Is there someone in your life you haven't been able to forgive yet?

How does carrying something unresolved affect you: does it close you off, create distance, or exhaust you?

What did you learn from a past relationship that helps you love better now?

What part of your past do you feel still defines you even though you don't want it to?

What would you say to the version of yourself who made the mistake that weighs on you most?

Why forgiveness isn't the end of a conversation but the beginning

Saying "I'm sorry" and "I forgive you" are just the first words. What comes after — how things are repaired, how repetition is avoided, how trust is rebuilt — is where real forgiveness lives.
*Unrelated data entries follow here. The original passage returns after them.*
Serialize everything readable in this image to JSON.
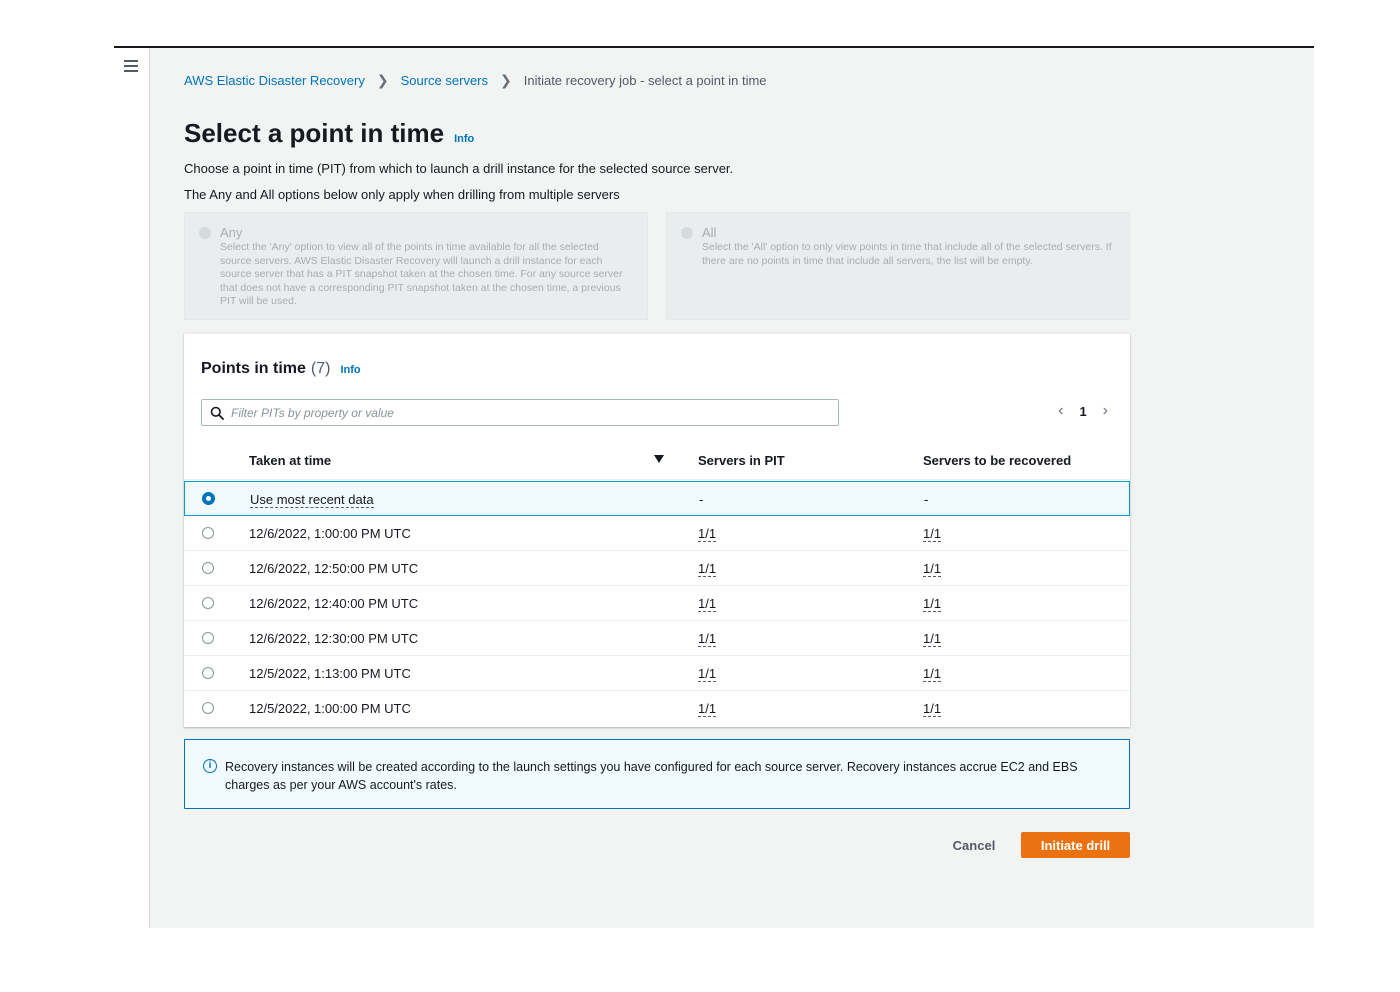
{
  "breadcrumb": {
    "items": [
      "AWS Elastic Disaster Recovery",
      "Source servers"
    ],
    "current": "Initiate recovery job - select a point in time"
  },
  "page": {
    "title": "Select a point in time",
    "info": "Info",
    "description": "Choose a point in time (PIT) from which to launch a drill instance for the selected source server.",
    "options_note": "The Any and All options below only apply when drilling from multiple servers"
  },
  "options": {
    "any": {
      "label": "Any",
      "text": "Select the 'Any' option to view all of the points in time available for all the selected source servers. AWS Elastic Disaster Recovery will launch a drill instance for each source server that has a PIT snapshot taken at the chosen time. For any source server that does not have a corresponding PIT snapshot taken at the chosen time, a previous PIT will be used."
    },
    "all": {
      "label": "All",
      "text": "Select the 'All' option to only view points in time that include all of the selected servers. If there are no points in time that include all servers, the list will be empty."
    }
  },
  "pits": {
    "title": "Points in time",
    "count": "(7)",
    "info": "Info",
    "filter_placeholder": "Filter PITs by property or value",
    "page": "1",
    "columns": {
      "taken": "Taken at time",
      "servers_in_pit": "Servers in PIT",
      "servers_recovered": "Servers to be recovered"
    },
    "rows": [
      {
        "time": "Use most recent data",
        "in_pit": "-",
        "recovered": "-"
      },
      {
        "time": "12/6/2022, 1:00:00 PM UTC",
        "in_pit": "1/1",
        "recovered": "1/1"
      },
      {
        "time": "12/6/2022, 12:50:00 PM UTC",
        "in_pit": "1/1",
        "recovered": "1/1"
      },
      {
        "time": "12/6/2022, 12:40:00 PM UTC",
        "in_pit": "1/1",
        "recovered": "1/1"
      },
      {
        "time": "12/6/2022, 12:30:00 PM UTC",
        "in_pit": "1/1",
        "recovered": "1/1"
      },
      {
        "time": "12/5/2022, 1:13:00 PM UTC",
        "in_pit": "1/1",
        "recovered": "1/1"
      },
      {
        "time": "12/5/2022, 1:00:00 PM UTC",
        "in_pit": "1/1",
        "recovered": "1/1"
      }
    ]
  },
  "alert": {
    "text": "Recovery instances will be created according to the launch settings you have configured for each source server. Recovery instances accrue EC2 and EBS charges as per your AWS account's rates."
  },
  "actions": {
    "cancel": "Cancel",
    "primary": "Initiate drill"
  },
  "colors": {
    "link": "#0073bb",
    "primary_button": "#ec7211",
    "selected_row_border": "#00a1c9"
  }
}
Couples who talk about this explicitly heal faster and more completely.

These questions aren't meant to reopen old wounds for their own sake: they're meant to let what was left incomplete find completion. Sometimes a single honest conversation clears years of silent resentment.

Frequently asked questions

Is it necessary to talk about regrets, or is it better to leave the past behind?

It depends on whether the past is truly behind you. When something keeps affecting the couple's dynamic — even when both pretend it doesn't — talking about it is healthier than carrying it in silence.

How do you forgive something that still hurts?

Forgiveness doesn't come all at once — it's a process. First comes the decision to stop wanting to suffer over it. Then, with time and honest conversations, real relief follows. If the pain persists for a long time, a therapist can help.

What if my partner doesn't apologize when they hurt me?

That's a conversation worth having directly: 'When you hurt me and don't apologize, I find it hard to close it. How can we handle this better?' If your partner systematically avoids responsibility, that is a warning sign.